Find the quotient and remainder when \(x^4\) is divided by \(x^2 + 2x - 1\). [3]

Two variable quantities \(x\) and \(y\) are believed to satisfy an equation of the form \(y = C(a^x)\), where \(C\) and \(a\) are constants. An experiment produced four pairs of values of \(x\) and \(y\). The table below gives the corresponding values of \(x\) and \(\ln y\). By plotting \(\ln y\) against \(x\) for these four pairs of values and drawing a suitable straight line, estimate the values of \(C\) and \(a\). Give your answers correct to 2 significant figures. [5] \includegraphics{figure_2}

The equation \(x^3 = 3x + 7\) has one real root, denoted by \(\alpha\).

1. Show by calculation that \(\alpha\) lies between 2 and 3. [2]

Two iterative formulae, \(A\) and \(B\), derived from this equation are as follows: $$x_{n+1} = (3x_n + 7)^{\frac{1}{3}}, \quad (A)$$ $$x_{n+1} = \frac{x_n^3 - 7}{3}. \quad (B)$$ Each formula is used with initial value \(x_1 = 2.5\).

1. Show that one of these formulae produces a sequence which fails to converge, and use the other formula to calculate \(\alpha\) correct to 2 decimal places.
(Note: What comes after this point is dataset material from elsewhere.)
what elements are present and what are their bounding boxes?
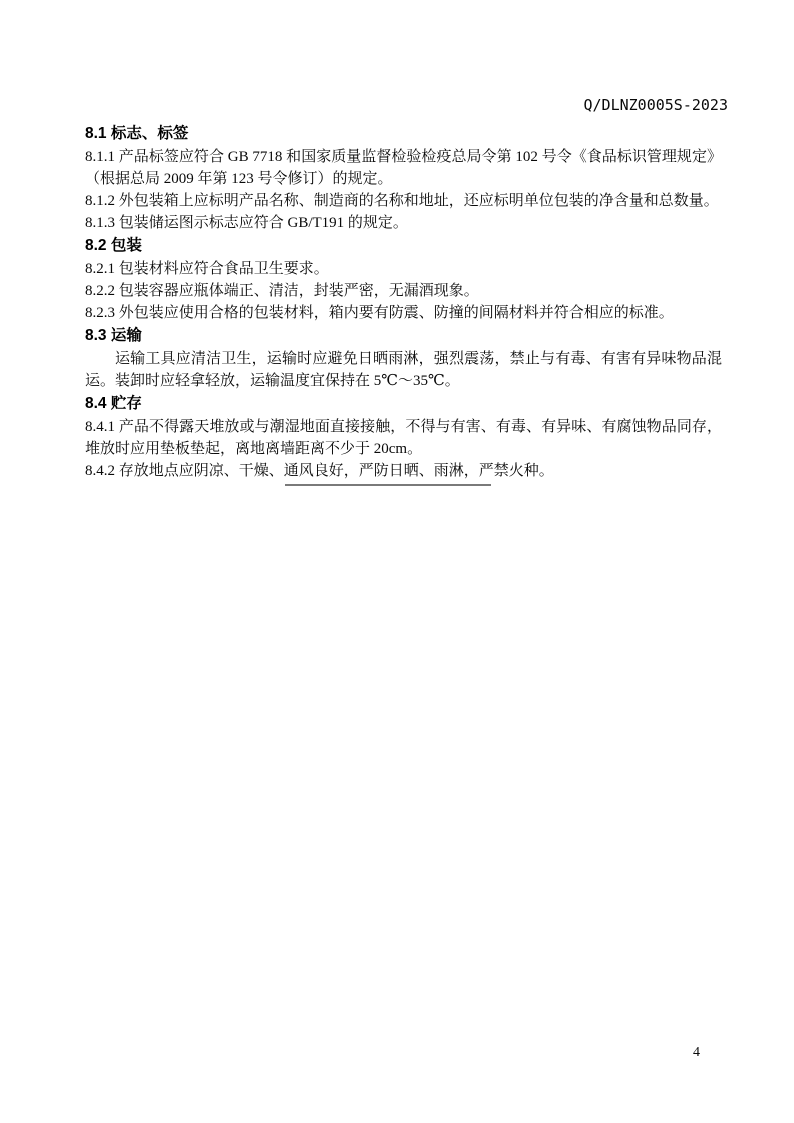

Give the result of each iteration to 4 decimal places. [4]

1. Prove the identity \(\tan(45° + x) + \tan(45° - x) = 2 \sec 2x\). [4]
2. Hence sketch the graph of \(y = \tan(45° + x) + \tan(45° - x)\) for \(0° \leqslant x \leqslant 90°\). [3]

The equation of a curve is \(2x^4 + xy^3 + y^4 = 10\).
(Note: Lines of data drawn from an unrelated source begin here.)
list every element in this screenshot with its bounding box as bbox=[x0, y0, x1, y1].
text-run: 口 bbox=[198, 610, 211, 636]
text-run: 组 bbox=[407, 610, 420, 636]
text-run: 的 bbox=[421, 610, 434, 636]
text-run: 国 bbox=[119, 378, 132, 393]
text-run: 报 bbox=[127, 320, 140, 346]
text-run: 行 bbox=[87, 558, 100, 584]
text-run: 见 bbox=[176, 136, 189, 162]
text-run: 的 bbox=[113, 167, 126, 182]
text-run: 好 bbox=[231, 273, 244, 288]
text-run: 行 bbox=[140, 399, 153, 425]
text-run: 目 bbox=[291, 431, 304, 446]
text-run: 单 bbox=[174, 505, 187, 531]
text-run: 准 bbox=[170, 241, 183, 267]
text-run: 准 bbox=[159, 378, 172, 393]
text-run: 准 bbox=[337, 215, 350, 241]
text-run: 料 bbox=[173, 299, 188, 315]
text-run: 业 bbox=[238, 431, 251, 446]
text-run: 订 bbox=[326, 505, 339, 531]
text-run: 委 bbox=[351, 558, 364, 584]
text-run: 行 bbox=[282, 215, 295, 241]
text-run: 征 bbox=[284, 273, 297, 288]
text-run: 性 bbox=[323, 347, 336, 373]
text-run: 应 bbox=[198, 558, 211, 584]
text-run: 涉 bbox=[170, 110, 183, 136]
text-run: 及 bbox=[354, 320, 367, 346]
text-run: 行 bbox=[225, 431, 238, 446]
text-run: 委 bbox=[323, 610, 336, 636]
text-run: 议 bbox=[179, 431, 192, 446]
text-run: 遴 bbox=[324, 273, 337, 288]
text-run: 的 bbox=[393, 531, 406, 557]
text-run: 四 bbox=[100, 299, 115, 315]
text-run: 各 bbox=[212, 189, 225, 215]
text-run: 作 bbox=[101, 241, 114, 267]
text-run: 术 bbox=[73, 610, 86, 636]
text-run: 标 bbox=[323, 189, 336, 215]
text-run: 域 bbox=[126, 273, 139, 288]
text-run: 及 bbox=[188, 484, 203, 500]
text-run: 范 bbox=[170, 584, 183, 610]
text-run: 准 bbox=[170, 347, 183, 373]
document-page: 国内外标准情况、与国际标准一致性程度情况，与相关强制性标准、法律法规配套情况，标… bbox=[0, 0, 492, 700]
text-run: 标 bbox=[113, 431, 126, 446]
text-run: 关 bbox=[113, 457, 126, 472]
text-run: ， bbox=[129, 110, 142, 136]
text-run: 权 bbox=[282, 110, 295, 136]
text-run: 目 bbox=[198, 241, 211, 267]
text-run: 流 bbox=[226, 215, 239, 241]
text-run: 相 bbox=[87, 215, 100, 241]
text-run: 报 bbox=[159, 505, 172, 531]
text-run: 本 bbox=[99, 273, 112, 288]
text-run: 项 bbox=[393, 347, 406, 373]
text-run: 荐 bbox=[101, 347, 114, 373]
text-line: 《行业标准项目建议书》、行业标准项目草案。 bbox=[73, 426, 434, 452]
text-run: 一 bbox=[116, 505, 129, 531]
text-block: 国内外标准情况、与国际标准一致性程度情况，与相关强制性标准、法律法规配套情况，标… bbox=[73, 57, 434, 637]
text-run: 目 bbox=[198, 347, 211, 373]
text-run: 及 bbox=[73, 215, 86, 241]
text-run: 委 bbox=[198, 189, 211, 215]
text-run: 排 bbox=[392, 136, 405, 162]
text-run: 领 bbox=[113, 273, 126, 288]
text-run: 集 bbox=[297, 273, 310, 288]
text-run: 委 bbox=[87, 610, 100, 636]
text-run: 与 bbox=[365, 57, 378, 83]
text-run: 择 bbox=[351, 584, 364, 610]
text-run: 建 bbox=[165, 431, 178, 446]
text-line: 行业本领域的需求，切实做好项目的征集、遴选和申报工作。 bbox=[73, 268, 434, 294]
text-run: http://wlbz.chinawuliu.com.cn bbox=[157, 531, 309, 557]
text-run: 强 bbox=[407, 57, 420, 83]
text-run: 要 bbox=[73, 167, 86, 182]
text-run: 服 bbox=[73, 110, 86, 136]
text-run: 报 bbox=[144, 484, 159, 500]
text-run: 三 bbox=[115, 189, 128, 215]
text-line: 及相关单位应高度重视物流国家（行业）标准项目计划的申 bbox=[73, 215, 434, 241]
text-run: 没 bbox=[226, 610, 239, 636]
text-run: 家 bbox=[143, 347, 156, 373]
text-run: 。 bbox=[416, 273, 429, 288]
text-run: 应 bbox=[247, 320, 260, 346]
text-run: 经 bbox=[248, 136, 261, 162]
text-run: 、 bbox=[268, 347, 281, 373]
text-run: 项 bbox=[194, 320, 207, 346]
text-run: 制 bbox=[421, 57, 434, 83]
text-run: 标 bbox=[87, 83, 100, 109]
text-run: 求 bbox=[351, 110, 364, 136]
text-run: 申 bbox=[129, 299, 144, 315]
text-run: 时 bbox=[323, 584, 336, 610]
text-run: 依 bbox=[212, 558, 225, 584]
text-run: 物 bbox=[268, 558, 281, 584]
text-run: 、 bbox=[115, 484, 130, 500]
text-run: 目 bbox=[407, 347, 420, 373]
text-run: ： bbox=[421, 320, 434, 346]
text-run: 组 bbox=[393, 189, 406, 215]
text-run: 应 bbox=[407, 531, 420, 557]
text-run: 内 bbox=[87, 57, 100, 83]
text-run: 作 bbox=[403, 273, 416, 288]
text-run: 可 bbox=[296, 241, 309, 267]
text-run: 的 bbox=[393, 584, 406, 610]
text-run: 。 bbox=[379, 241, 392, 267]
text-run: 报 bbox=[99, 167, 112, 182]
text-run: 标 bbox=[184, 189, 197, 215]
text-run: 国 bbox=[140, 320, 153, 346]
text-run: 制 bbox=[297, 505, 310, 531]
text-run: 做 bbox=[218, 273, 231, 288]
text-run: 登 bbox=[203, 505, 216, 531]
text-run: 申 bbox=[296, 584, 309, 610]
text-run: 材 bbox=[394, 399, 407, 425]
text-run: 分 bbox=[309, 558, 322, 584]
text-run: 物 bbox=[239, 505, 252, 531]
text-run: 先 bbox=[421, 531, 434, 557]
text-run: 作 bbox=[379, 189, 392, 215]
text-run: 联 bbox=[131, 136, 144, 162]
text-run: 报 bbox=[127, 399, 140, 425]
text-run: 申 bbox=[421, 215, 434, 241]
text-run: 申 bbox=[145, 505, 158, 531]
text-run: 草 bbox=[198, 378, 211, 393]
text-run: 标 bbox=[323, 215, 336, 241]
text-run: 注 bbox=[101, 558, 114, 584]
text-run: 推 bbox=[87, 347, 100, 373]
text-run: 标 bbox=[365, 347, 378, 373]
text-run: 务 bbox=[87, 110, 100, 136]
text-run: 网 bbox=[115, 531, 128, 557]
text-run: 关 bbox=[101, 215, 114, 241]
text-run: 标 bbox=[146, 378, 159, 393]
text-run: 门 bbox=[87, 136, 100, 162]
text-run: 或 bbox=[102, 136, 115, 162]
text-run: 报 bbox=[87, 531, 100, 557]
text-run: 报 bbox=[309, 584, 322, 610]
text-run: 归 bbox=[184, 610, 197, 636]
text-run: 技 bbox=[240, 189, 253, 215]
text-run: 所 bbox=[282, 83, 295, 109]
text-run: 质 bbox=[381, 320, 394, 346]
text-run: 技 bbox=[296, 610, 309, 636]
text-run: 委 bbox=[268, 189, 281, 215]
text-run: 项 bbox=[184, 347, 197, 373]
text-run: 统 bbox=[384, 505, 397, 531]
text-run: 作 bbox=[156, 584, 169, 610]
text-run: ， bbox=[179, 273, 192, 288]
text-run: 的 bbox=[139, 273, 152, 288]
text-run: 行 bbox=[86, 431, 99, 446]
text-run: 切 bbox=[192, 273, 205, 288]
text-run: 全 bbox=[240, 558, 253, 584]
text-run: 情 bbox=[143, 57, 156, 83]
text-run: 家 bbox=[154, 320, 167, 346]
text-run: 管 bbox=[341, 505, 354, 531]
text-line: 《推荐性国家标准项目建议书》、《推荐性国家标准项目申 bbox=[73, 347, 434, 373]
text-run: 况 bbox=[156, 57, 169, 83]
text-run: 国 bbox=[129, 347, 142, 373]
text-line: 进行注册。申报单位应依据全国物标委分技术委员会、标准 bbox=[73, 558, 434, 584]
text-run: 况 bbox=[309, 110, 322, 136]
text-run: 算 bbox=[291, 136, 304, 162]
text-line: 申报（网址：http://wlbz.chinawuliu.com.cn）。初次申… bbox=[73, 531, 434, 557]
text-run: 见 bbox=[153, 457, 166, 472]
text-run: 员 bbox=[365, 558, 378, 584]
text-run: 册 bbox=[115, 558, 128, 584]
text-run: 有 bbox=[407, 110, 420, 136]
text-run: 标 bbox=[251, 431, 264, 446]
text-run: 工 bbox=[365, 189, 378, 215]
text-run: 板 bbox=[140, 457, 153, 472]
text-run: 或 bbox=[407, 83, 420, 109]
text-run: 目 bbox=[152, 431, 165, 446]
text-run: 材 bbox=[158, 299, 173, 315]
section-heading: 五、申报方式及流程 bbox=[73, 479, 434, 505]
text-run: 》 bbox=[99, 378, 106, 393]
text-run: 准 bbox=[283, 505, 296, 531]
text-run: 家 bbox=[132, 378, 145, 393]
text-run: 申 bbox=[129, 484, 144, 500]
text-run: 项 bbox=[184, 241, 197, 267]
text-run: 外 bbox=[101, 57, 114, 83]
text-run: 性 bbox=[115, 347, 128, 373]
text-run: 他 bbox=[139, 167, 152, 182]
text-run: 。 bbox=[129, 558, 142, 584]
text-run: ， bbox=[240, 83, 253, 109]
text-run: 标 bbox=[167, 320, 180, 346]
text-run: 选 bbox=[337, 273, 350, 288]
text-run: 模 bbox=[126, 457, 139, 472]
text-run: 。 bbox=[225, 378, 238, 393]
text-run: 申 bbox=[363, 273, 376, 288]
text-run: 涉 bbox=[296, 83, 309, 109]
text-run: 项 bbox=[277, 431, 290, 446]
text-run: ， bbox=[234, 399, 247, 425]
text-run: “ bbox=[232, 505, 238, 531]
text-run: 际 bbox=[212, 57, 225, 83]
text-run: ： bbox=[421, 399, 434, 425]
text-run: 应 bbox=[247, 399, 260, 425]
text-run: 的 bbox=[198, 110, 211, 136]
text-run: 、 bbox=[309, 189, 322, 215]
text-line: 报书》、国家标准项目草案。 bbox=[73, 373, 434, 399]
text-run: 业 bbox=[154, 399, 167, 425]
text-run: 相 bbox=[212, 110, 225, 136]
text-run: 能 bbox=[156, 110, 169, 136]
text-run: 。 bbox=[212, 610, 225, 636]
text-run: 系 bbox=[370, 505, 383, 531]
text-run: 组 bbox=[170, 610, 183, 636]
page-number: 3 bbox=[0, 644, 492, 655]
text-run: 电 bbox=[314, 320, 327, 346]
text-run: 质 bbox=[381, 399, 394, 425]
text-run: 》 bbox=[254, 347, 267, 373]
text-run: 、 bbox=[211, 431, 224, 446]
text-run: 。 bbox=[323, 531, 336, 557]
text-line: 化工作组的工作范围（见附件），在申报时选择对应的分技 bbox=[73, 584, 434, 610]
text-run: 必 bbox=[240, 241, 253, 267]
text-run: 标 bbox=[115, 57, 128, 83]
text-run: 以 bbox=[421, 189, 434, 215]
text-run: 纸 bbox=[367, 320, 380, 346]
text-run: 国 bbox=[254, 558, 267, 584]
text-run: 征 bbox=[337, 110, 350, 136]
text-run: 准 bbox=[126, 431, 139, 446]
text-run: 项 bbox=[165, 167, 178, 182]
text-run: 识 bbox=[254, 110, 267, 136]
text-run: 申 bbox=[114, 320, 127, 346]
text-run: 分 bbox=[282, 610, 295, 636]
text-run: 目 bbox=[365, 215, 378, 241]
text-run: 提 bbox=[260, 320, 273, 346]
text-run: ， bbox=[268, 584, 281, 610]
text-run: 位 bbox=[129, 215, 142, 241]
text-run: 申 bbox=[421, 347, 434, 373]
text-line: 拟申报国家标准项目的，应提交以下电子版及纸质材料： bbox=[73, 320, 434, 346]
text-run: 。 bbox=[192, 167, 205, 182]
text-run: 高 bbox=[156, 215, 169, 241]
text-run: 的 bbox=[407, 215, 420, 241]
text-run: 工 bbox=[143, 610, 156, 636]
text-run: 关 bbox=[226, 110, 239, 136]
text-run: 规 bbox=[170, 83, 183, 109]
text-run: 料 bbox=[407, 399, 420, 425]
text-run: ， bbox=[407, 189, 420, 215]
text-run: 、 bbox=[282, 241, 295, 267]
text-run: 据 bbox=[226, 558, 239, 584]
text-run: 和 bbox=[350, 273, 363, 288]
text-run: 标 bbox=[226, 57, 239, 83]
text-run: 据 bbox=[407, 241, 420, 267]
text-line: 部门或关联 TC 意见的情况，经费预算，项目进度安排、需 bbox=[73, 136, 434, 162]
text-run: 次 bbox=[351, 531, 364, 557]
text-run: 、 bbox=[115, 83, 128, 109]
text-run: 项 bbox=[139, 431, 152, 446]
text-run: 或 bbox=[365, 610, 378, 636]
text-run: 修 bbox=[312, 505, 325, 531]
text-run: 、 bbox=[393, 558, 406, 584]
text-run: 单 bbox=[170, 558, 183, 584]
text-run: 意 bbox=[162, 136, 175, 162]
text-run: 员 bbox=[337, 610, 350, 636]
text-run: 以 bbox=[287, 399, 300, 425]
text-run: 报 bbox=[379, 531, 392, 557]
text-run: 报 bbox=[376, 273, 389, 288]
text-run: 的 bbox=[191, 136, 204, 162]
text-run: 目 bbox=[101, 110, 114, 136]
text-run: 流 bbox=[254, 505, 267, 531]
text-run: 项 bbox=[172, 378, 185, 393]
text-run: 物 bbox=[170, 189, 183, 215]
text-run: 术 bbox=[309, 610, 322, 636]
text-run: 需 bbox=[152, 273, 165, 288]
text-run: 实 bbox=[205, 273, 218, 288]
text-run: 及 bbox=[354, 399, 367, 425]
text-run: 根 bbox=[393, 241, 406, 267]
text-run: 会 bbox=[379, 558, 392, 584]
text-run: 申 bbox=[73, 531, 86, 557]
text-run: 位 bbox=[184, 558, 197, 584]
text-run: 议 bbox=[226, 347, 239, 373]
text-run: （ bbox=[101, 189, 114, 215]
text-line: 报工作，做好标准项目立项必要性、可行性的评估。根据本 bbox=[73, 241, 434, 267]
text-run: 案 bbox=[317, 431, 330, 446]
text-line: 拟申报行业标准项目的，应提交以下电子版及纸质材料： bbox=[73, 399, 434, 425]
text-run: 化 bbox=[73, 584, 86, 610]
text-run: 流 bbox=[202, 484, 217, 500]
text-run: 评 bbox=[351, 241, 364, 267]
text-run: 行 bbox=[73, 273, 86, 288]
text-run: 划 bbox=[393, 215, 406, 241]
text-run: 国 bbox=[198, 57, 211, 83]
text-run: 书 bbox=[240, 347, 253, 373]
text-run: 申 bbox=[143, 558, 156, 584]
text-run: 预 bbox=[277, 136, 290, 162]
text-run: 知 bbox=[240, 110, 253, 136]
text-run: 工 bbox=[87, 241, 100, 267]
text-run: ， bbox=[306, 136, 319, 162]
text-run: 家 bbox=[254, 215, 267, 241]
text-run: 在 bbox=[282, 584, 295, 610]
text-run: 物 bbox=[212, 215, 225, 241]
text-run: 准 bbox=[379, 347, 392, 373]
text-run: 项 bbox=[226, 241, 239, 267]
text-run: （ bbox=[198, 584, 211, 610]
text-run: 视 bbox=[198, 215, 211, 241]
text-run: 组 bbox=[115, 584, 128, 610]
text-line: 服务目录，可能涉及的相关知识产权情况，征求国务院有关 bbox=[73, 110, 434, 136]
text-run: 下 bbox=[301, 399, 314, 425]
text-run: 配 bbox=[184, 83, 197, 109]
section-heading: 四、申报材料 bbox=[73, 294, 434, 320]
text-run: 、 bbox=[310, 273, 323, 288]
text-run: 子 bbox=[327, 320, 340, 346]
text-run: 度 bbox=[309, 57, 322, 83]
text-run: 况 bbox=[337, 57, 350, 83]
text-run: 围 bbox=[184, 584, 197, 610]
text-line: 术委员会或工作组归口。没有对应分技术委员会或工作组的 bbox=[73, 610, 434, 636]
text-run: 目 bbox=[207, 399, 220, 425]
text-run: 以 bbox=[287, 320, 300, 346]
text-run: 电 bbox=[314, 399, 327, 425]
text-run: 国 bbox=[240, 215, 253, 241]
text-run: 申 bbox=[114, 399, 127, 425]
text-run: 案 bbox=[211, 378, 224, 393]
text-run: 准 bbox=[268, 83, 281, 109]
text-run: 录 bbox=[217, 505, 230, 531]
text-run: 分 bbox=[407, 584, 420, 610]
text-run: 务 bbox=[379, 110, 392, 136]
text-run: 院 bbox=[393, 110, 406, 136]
1. Show that \(\frac{dy}{dx} = -\frac{8x^3 + y^3}{3xy^2 + 4y^3}\). [4]
2. Hence show that there are two points on the curve at which the tangent is parallel to the \(x\)-axis and find the coordinates of these points. [4]

The variables \(x\) and \(y\) satisfy the differential equation $$\frac{dy}{dx} = 4 \cos^2 y \tan x,$$ for \(0 \leqslant x < \frac{1}{2}\pi\), and \(x = 0\) when \(y = \frac{1}{4}\pi\). Solve this differential equation and find the value of \(x\) when \(y = \frac{1}{8}\pi\). [8]

1. The complex number \(u\) is given by \(u = 8 - 15\text{i}\). Showing all necessary working, find the two square roots of \(u\). Give answers in the form \(a + ib\), where the numbers \(a\) and \(b\) are real and exact. [5]
2. On an Argand diagram, shade the region whose points represent complex numbers satisfying both the inequalities \(|z - 2 - \text{i}| \leqslant 2\) and \(0 \leqslant \arg(z - \text{i}) \leqslant \frac{1}{4}\pi\). [4]

Let \(\text{f}(x) = \frac{4x^2 + 9x - 8}{(x + 2)(2x - 1)}\).

1. Express \(\text{f}(x)\) in the form \(A + \frac{B}{x + 2} + \frac{C}{2x - 1}\). [4]
2. Hence show that \(\int_1^4 \text{f}(x) \, dx = 6 + \frac{1}{2} \ln\left(\frac{16}{7}\right)\). [5]

\includegraphics{figure_9} The diagram shows the curve \(y = (1 + x^2)\text{e}^{-\frac{3x}{4}}\) for \(x \geqslant 0\). The shaded region \(R\) is enclosed by the curve, the \(x\)-axis and the lines \(x = 0\) and \(x = 2\).

1. Find the exact values of the \(x\)-coordinates of the stationary points of the curve. [4]
2. Show that the exact value of the area of \(R\) is \(18 - \frac{42}{\text{e}}\). [5]

The equations of two lines \(l\) and \(m\) are \(\mathbf{r} = 3\mathbf{i} - \mathbf{j} - 2\mathbf{k} + \lambda(-\mathbf{i} + \mathbf{j} + 4\mathbf{k})\) and \(\mathbf{r} = 4\mathbf{i} + 4\mathbf{j} - 3\mathbf{k} + \mu(2\mathbf{i} + \mathbf{j} - 2\mathbf{k})\) respectively.

1. Show that the lines do not intersect. [3]
2. Calculate the acute angle between the directions of the lines. [3]
3. Find the equation of the plane which passes through the point \((3, -2, -1)\) and which is parallel to both \(l\) and \(m\). Give your answer in the form \(ax + by + cz = d\). [5]